By digging deep, developers add square footage that has legally limited usage
As developers seek to wring every last bit of space out of their projects, another term has cropped up more and more: “rec room,” meaning an underground space that is not legally a bedroom.
Not to be confused with common spaces open to all residents in apartment buildings, these are finished, underground rooms in ground-floor dwellings that the city does not consider habitable space. Sometimes they are carved out of the cellars of old brownstones, sometimes excavated from deep in the ground of new condominiums.
They often come with a garden or a patio and add valuable square footage at a discount, says the New York Times.
Lenders balk at mortgages in buildings that fall short of standards in ‘The Selling Guide’
In “The Selling Guide,” Fannie Mae and Freddie Mac spell out guidelines that have been on the books for decades, but lenders have started to follow them more closely only in the past few years. And the guidelines themselves have become more rigorous.
Each lender has to make sure that a co-op or condo building in which a prospective purchasers wants to live meets the publication’s specifications at the same time that it scrutinizes the buyer’s individual finances.
One standard that frequently trips up condo and co-op loan-seekers requires that a building set aside 10 percent of revenue for a reserve fund. If a building does not have that much, forget about a loan.

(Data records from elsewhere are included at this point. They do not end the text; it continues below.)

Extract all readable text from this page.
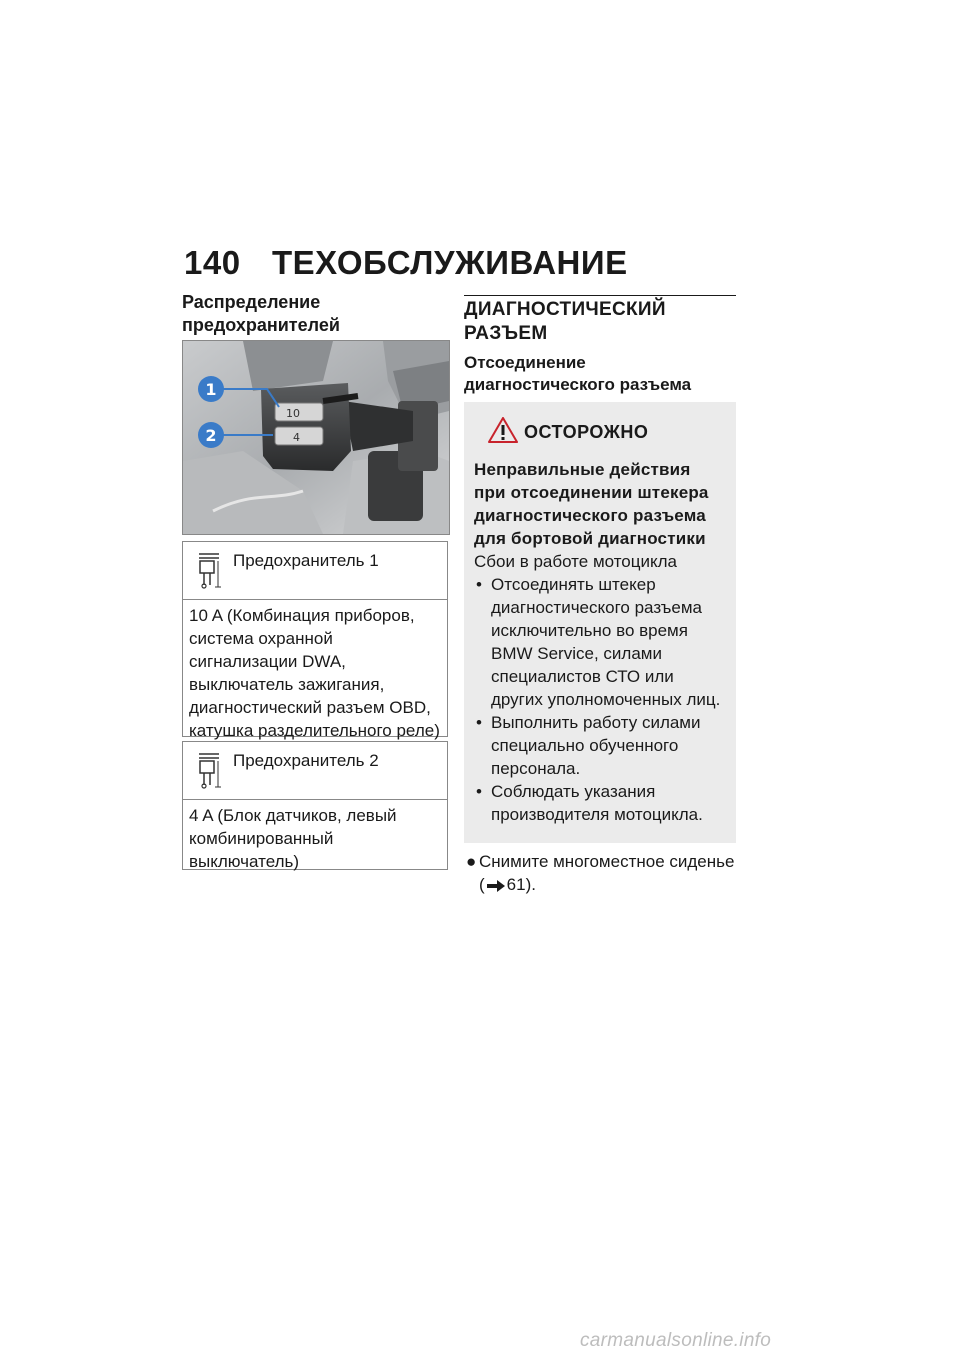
140 ТЕХОБСЛУЖИВАНИЕ
Распределение предохранителей
10
4
1
2
Предохранитель 1
10 A (Комбинация приборов, система охранной сигнализации DWA, выключатель зажигания, диагностический разъем OBD, катушка разделительного реле)
Предохранитель 2
4 A (Блок датчиков, левый комбинированный выключатель)
ДИАГНОСТИЧЕСКИЙ РАЗЪЕМ
Отсоединение диагностического разъема
ОСТОРОЖНО
Неправильные действия при отсоединении штекера диагностического разъема для бортовой диагностики
Сбои в работе мотоцикла
• Отсоединять штекер диагностического разъема исключительно во время BMW Service, силами специалистов СТО или других уполномоченных лиц.
• Выполнить работу силами специально обученного персонала.
• Соблюдать указания производителя мотоцикла.
● Снимите многоместное сиденье ( 61).
carmanualsonline.info
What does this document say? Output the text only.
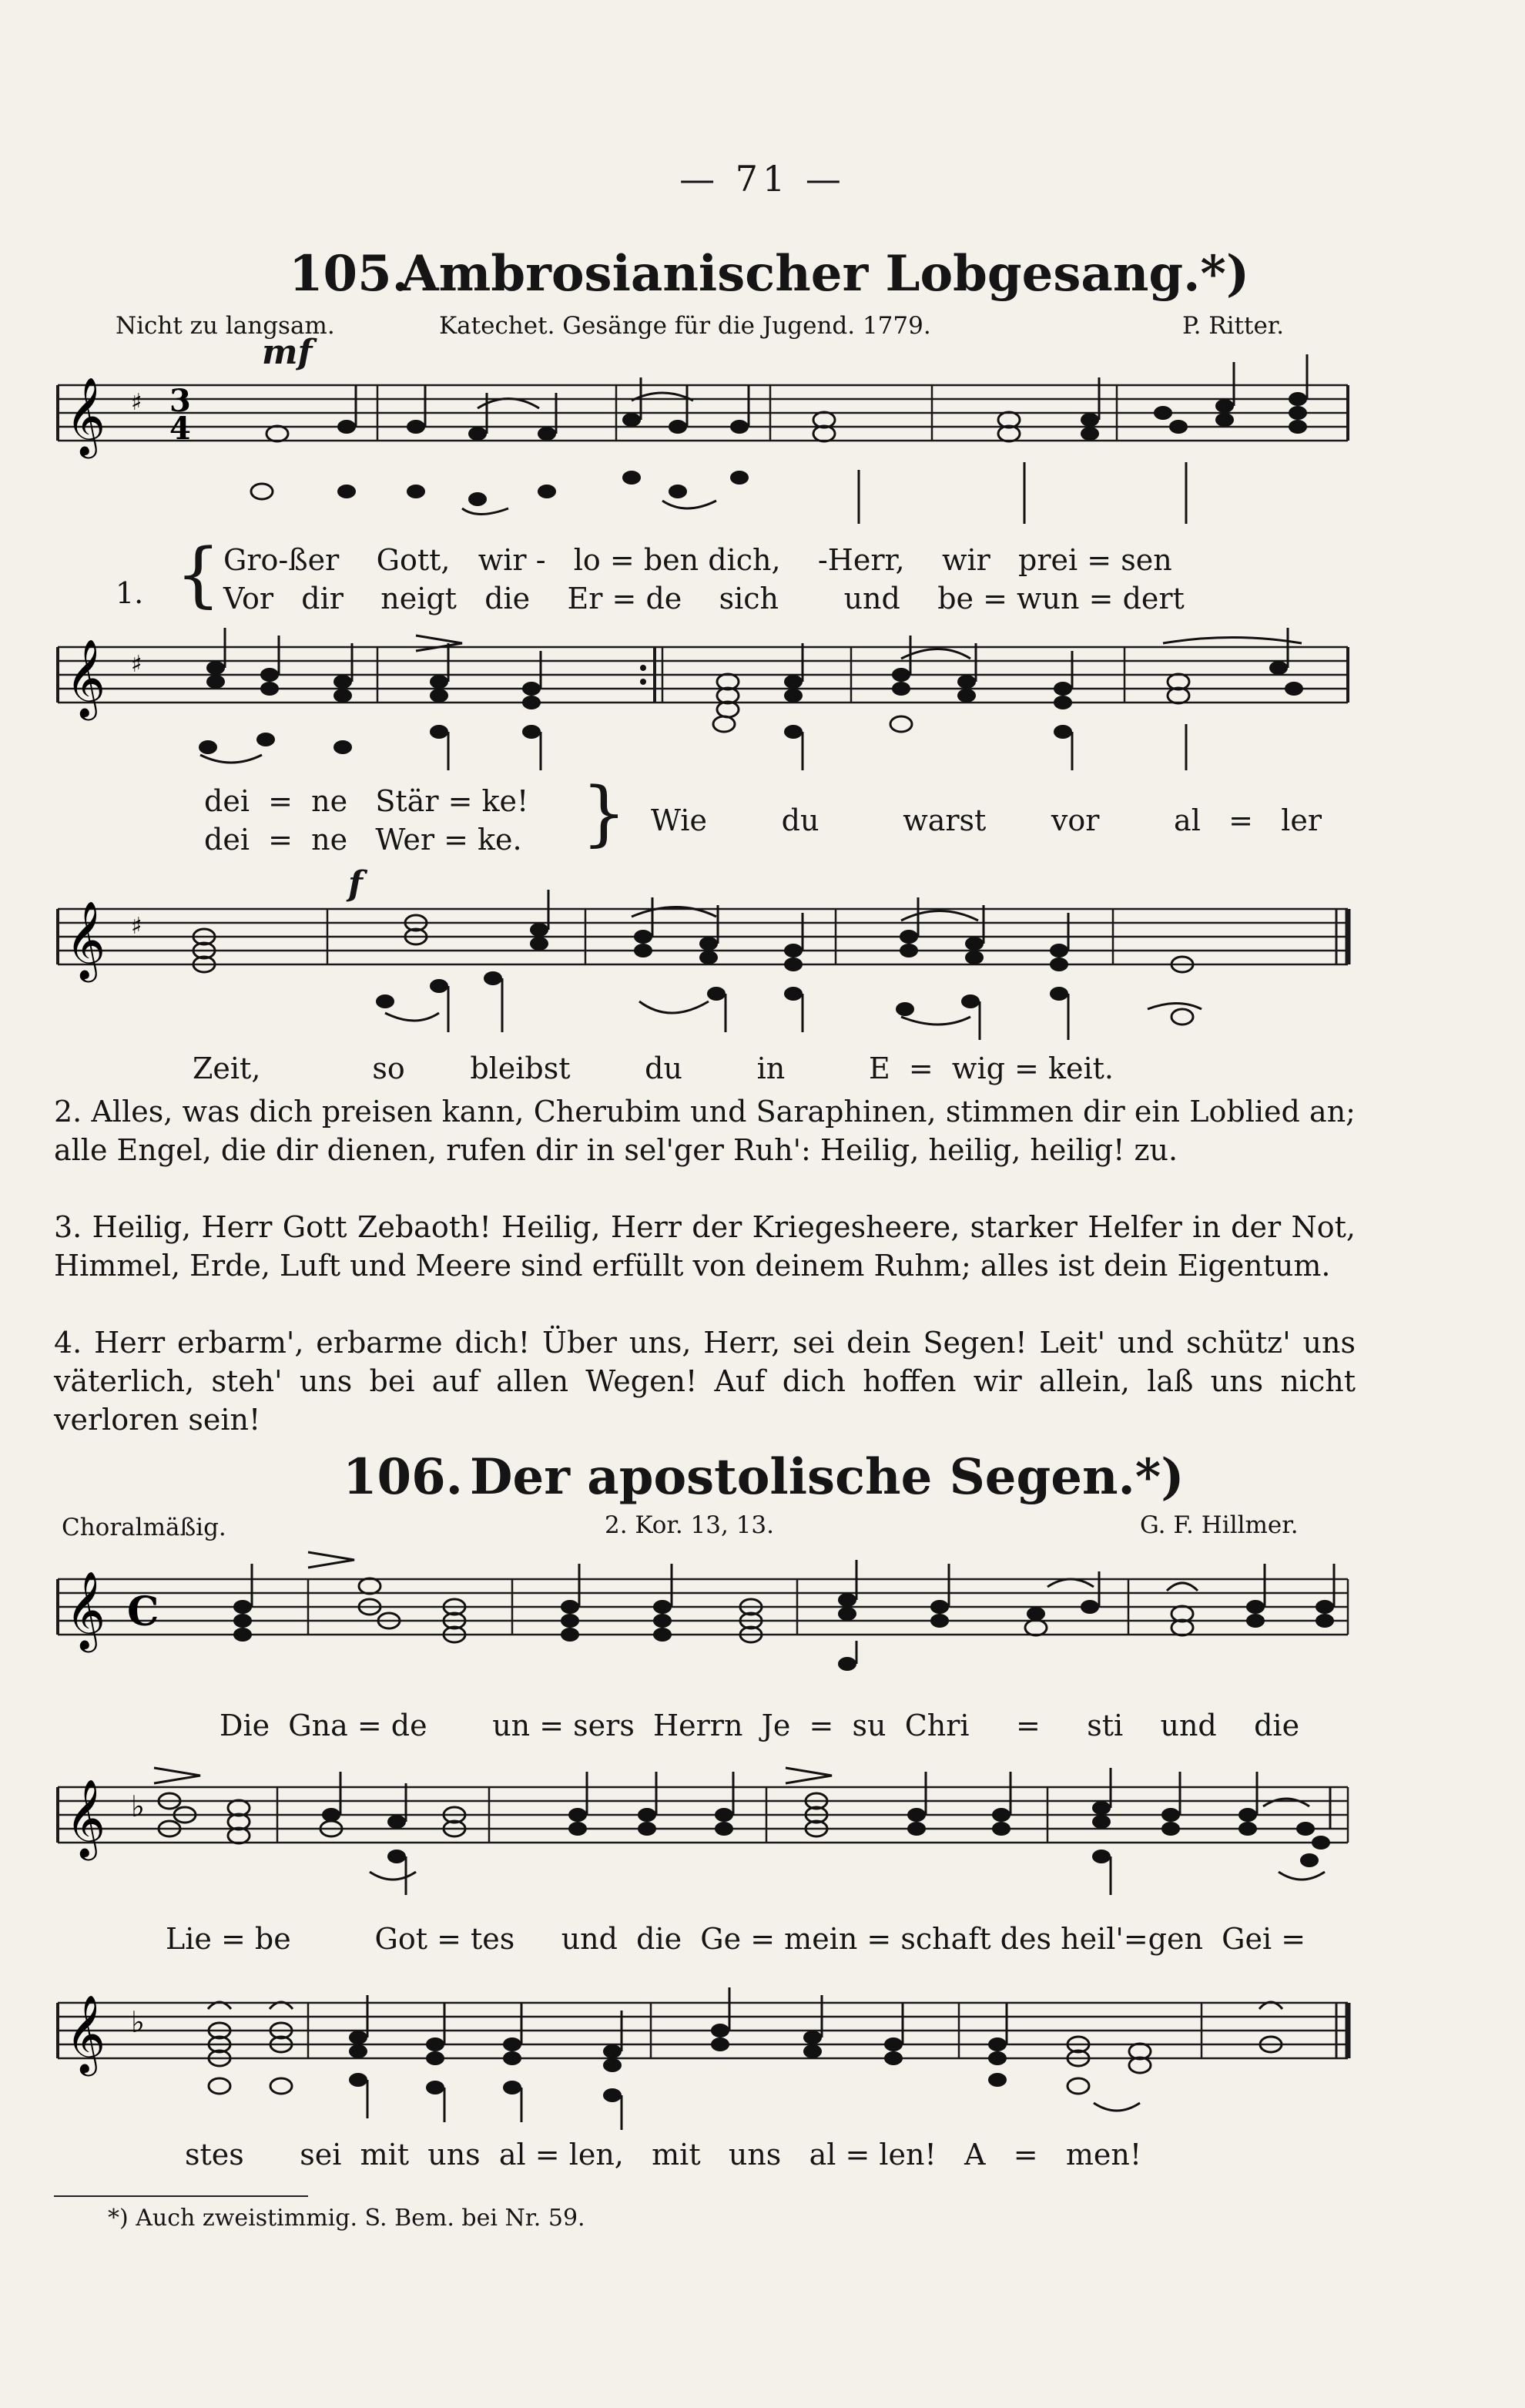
— 71 —
105.
Ambrosianischer Lobgesang.*)
Nicht zu langsam.	Katechet. Gesänge für die Jugend. 1779.	P. Ritter.
mf
𝄞 ♯ 3
4
1. { Gro-ßer Gott, wir - lo = ben dich, -Herr, wir prei = sen
Vor dir neigt die Er = de sich und be = wun = dert
𝄞 ♯
dei = ne Stär = ke!
dei = ne Wer = ke. } Wie	du	warst vor	al = ler
f
𝄞 ♯
Zeit,	so bleibst	du	in	E = wig = keit.
2. Alles, was dich preisen kann, Cherubim und Saraphinen, stimmen dir ein Loblied an; alle Engel, die dir dienen, rufen dir in sel'ger Ruh': Heilig, heilig, heilig! zu.
3. Heilig, Herr Gott Zebaoth! Heilig, Herr der Kriegesheere, starker Helfer in der Not, Himmel, Erde, Luft und Meere sind erfüllt von deinem Ruhm; alles ist dein Eigentum.
4. Herr erbarm', erbarme dich! Über uns, Herr, sei dein Segen! Leit' und schütz' uns väterlich, steh' uns bei auf allen Wegen! Auf dich hoffen wir allein, laß uns nicht verloren sein!
106. Der apostolische Segen.*)
Choralmäßig.	2. Kor. 13, 13.	G. F. Hillmer.
𝄞 C
Die Gna = de un = sers Herrn Je = su Chri = sti und die
𝄞 ♭
Lie = be	Got = tes und die Ge = mein = schaft des heil'=gen Gei =
𝄞 ♭
stes sei mit uns al = len, mit uns al = len! A = men!
*) Auch zweistimmig. S. Bem. bei Nr. 59.
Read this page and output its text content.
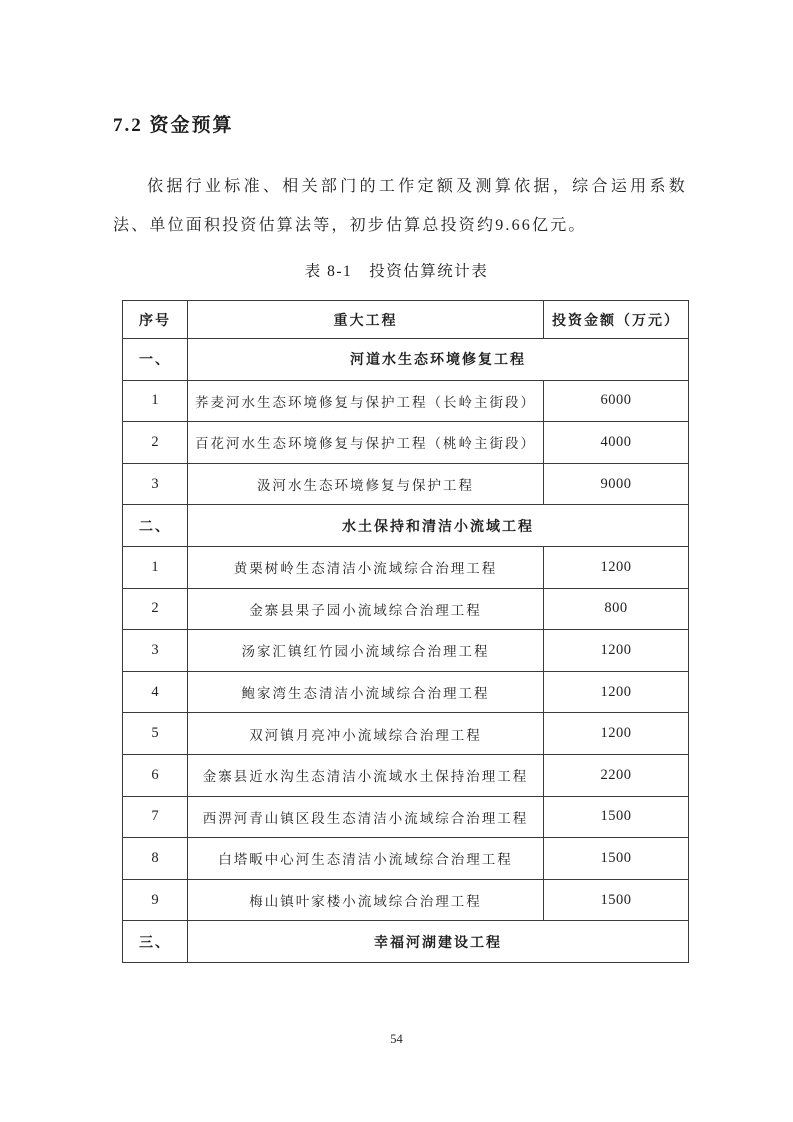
7.2 资金预算
依据行业标准、相关部门的工作定额及测算依据，综合运用系数法、单位面积投资估算法等，初步估算总投资约9.66亿元。
表 8-1　投资估算统计表
序号	重大工程	投资金额（万元）
一、	河道水生态环境修复工程	
1	荞麦河水生态环境修复与保护工程（长岭主街段）	6000
2	百花河水生态环境修复与保护工程（桃岭主街段）	4000
3	汲河水生态环境修复与保护工程	9000
二、	水土保持和清洁小流域工程	
1	黄栗树岭生态清洁小流域综合治理工程	1200
2	金寨县果子园小流域综合治理工程	800
3	汤家汇镇红竹园小流域综合治理工程	1200
4	鲍家湾生态清洁小流域综合治理工程	1200
5	双河镇月亮冲小流域综合治理工程	1200
6	金寨县近水沟生态清洁小流域水土保持治理工程	2200
7	西淠河青山镇区段生态清洁小流域综合治理工程	1500
8	白塔畈中心河生态清洁小流域综合治理工程	1500
9	梅山镇叶家楼小流域综合治理工程	1500
三、	幸福河湖建设工程	
54
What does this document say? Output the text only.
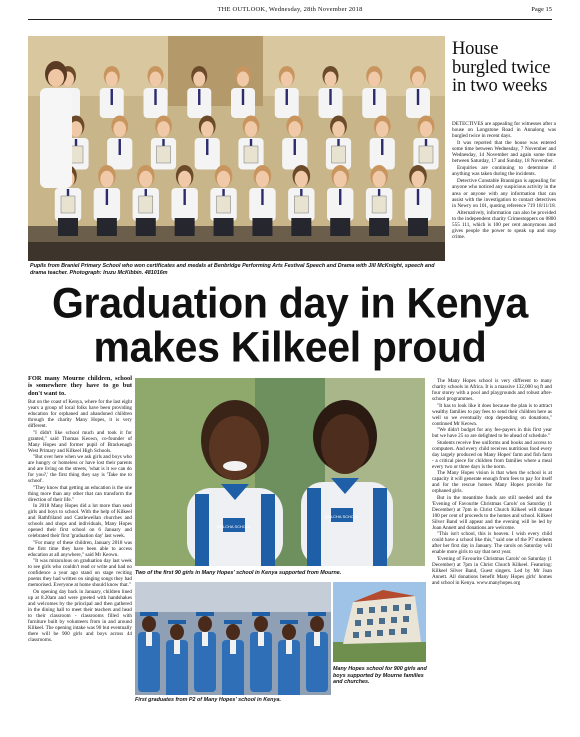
THE OUTLOOK, Wednesday, 28th November 2018	Page 15
Pupils from Braniel Primary School who won certificates and medals at Benbridge Performing Arts Festival Speech and Drama with Jill McKnight, speech and drama teacher. Photograph: Iruzu McKibbin. 481016m
House burgled twice in two weeks

DETECTIVES are appealing for witnesses after a house on Longstone Road in Annalong was burgled twice in recent days.

It was reported that the house was entered some time between Wednesday, 7 November and Wednesday, 14 November and again some time between Saturday, 17 and Sunday, 18 November.

Enquiries are continuing to determine if anything was taken during the incidents.

Detective Constable Brannigan is appealing for anyone who noticed any suspicious activity in the area or anyone with any information that can assist with the investigation to contact detectives in Newry on 101, quoting reference 719 18/11/18.

Alternatively, information can also be provided to the independent charity Crimestoppers on 0800 555 111, which is 100 per cent anonymous and gives people the power to speak up and stop crime.

Graduation day in Kenya
makes Kilkeel proud

FOR many Mourne children, school is somewhere they have to go but don't want to.

But on the coast of Kenya, where for the last eight years a group of local folks have been providing education for orphaned and abandoned children through the charity Many Hopes, it is very different.

"I didn't like school much and took it for granted," said Thomas Keown, co-founder of Many Hopes and former pupil of Brackenagh West Primary and Kilkeel High Schools.

"But over here when we ask girls and boys who are hungry or homeless or have lost their parents and are living on the streets, 'what is it we can do for you?,' the first thing they say is 'Take me to school'.

"They know that getting an education is the one thing more than any other that can transform the direction of their life."

In 2018 Many Hopes did a lot more than send girls and boys to school. With the help of Kilkeel and Rathfriland and Castlewellan churches and schools and shops and individuals, Many Hopes opened their first school on 6 January and celebrated their first 'graduation day' last week.

"For many of these children, January 2018 was the first time they have been able to access education at all anywhere," said Mr Keown.

"It was miraculous on graduation day last week to see girls who couldn't read or write and had no confidence a year ago stand on stage reciting poems they had written on singing songs they had memorised. Everyone at home should know that."

On opening day back in January, children lined up at 8.20am and were greeted with handshakes and welcomes by the principal and then gathered in the dining hall to meet their teachers and head to their classroom - classrooms filled with furniture built by volunteers from in and around Kilkeel. The opening intake was 90 but eventually there will be 900 girls and boys across 44 classrooms.

MULCHA SCHOOL
MULCHA SCHOOL
Two of the first 90 girls in Many Hopes' school in Kenya supported from Mourne.
First graduates from P2 of Many Hopes' school in Kenya.
Many Hopes school for 900 girls and boys supported by Mourne families and churches.

The Many Hopes school is very different to many charity schools in Africa. It is a massive 132,000 sq ft and four storey with a pool and playgrounds and robust after-school programmes.

"It has to look like it does because the plan is to attract wealthy families to pay fees to send their children here as well so we eventually stop depending on donations," continued Mr Keown.

"We didn't budget for any fee-payers in this first year but we have 25 so are delighted to be ahead of schedule."

Students receive free uniforms and books and access to computers. And every child receives nutritious food every day largely produced on Many Hopes' farm and fish farm - a critical piece for children from families where a meal every two or three days is the norm.

The Many Hopes vision is that when the school is at capacity it will generate enough from fees to pay for itself and for the rescue homes Many Hopes provide for orphaned girls.

But in the meantime funds are still needed and the 'Evening of Favourite Christmas Carols' on Saturday (1 December) at 7pm in Christ Church Kilkeel will donate 100 per cent of proceeds to the homes and school. Kilkeel Silver Band will appear and the evening will be led by Joan Annett and donations are welcome.

"This isn't school, this is heaven. I wish every child could have a school like this," said one of the P7 students after her first day in January. The carols on Saturday will enable more girls to say that next year.

'Evening of Favourite Christmas Carols' on Saturday (1 December) at 7pm in Christ Church Kilkeel. Featuring: Kilkeel Silver Band, Guest singers. Led by Mr Joan Annett. All donations benefit Many Hopes girls' homes and school in Kenya. www.manyhopes.org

Habitat magazine explores other of the top five standards that buildings must meet if prospective purchasers are to receive mortgages from institutional lenders.
Developers owe city more than $10 million in taxes on stalled construction sites
Fledgling developers and those with shallow pockets have not only stopped construction but also stopped paying city tax levies.
The New York Post sampled some 40 of the city’s 129 stalled Manhattan construction sites and found more than half owe taxes totaling more than $10 million.
Some sites are on the city’s recently released 10-day tax lien sale list while others are not. The lien list covered 15,260 parcels owing $397,942,197, only some which has been paid off.
Judge allows discrimination suit to proceed against the Dakota
A racial discrimination suit against the storied Dakota co-op apartment building can go forward, a State Supreme Court judge ruled.
Earlier this year, Alphonse Fletcher Jr., a prominent black investor and former president of the building’s board, sued the co-op, one of the most restrictive in the city, charging discrimination, defamation, breach of fiduciary duty and retaliation after the board rejected his application to buy an apartment next to his eight-room, 2,600-square-foot, three-bedroom apartment.